During Saudi Arabia’s Crown Prince Mohammed bin Salman’s visit to South Korea in 2022, the two countries signed MOUs amounting to nearly $30 billion for infrastructure and energy development in the Neom city project. Similarly, Seoul’s maturing relationship with the UAE has resulted in the successful completion of South Korea’s first exported nuclear power plant as well as an announced UAE pledge for upwards of $30 billion in investment for South Korea’s energy, infrastructure, technology and defense sectors.
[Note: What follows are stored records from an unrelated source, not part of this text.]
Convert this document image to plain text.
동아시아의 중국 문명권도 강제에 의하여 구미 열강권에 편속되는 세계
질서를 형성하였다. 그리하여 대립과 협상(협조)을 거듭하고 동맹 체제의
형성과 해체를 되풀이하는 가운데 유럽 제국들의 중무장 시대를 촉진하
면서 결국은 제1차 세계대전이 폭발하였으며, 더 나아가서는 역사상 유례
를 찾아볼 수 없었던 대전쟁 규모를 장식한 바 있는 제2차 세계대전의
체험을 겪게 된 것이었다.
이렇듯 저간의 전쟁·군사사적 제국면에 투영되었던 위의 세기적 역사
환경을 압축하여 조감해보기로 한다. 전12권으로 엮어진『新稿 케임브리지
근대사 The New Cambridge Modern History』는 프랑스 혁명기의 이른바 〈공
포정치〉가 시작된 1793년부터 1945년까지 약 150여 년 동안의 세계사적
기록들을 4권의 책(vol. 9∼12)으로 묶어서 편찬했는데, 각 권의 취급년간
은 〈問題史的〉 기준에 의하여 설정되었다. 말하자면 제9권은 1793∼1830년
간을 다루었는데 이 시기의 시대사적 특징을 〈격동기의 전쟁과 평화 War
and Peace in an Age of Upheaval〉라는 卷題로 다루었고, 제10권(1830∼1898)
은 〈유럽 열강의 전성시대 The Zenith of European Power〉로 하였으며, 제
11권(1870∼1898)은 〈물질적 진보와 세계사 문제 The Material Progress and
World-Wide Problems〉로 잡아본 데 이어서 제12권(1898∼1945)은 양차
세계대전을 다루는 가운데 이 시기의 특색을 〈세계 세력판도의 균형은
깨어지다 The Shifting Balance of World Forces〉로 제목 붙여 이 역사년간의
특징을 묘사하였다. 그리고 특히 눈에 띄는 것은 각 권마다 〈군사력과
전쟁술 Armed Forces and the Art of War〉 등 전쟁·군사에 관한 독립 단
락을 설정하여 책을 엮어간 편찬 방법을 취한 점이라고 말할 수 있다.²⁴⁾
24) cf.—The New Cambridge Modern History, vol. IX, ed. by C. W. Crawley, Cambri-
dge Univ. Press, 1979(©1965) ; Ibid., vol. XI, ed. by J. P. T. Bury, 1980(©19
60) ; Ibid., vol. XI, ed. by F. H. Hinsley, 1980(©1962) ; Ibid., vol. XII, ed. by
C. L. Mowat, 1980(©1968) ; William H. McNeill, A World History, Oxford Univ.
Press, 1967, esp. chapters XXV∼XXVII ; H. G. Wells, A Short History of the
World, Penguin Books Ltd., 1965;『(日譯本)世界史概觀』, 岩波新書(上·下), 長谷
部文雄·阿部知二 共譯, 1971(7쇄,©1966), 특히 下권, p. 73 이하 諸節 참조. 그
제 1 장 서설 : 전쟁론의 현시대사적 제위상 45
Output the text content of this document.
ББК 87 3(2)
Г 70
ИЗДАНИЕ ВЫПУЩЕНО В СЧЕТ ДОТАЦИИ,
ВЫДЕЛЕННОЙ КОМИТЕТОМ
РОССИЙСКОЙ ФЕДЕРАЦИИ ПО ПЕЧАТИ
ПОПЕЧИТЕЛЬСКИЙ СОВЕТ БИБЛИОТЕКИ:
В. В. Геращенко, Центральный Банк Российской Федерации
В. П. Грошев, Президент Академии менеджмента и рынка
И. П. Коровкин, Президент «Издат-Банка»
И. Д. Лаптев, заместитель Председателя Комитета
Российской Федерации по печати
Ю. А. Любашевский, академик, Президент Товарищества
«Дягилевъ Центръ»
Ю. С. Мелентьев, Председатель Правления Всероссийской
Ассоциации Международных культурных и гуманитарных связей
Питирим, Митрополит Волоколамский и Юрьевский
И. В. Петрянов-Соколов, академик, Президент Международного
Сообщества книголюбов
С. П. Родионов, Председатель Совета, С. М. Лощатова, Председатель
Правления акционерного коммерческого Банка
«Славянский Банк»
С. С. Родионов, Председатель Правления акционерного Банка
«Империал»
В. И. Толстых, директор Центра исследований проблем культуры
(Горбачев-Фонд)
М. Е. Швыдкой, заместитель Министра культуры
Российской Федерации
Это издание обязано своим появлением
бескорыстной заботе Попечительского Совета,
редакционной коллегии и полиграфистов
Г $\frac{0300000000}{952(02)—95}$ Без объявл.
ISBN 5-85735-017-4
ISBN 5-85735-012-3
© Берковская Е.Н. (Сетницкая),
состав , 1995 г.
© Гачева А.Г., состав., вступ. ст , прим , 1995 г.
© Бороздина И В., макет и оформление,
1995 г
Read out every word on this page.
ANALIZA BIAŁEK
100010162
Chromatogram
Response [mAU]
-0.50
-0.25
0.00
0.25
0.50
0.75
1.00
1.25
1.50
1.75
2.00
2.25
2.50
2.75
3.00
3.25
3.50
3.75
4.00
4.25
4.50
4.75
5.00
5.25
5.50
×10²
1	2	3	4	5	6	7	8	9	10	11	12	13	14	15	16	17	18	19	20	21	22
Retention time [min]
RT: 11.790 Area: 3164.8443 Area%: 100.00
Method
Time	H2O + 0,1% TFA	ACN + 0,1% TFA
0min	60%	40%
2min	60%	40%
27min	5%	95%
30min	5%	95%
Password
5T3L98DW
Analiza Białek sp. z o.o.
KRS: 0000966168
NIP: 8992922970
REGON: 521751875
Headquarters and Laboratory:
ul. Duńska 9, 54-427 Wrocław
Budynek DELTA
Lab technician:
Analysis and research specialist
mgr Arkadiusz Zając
As the Israel-Hamas conflict continues to unfold, South Korea is starkly aware of the political division among its regional partners. The UAE was reportedly the first Arab nation to speak with Israeli Prime Minister Benjamin Netanyahu since the conflict began, with a conversation on October 15. However, Saudi Arabia’s leadership has called for strong denouncement of the Israeli response, drawing attention to the civilian death toll in Gaza.
Additionally, as conflict builds in the MENA theater, South Korean defense leaders have called for a close watch on North Korea, warning that Pyongyang might seek to replicated Hamas’ tactics. With those concerns in mind, South Korea’s new defense minister has suggested a suspension of the September 2018 Inter-Korean agreement that instituted designated “buffer zones” along sea, land, and air boundaries between North and South Korea. Last month’s North Korea-Russia summit stoked concerns that an emboldened North Korea may further seek regime legitimacy through expanded provocations toward the South.
However, preparations for the United States, South Korea, and Japan’s first joint trilateral naval exercise in the region are solidly underway – an example of the successful outcomes of the Trilateral Camp David Summit. The combined military presence is likely to reduce immediate concerns over an opportunistic North Korea.
With the Israel-Hamas conflict ongoing, South Korea – with an eye abroad and at home – will continue to support the cessation of hostilities within Israel and Palestine.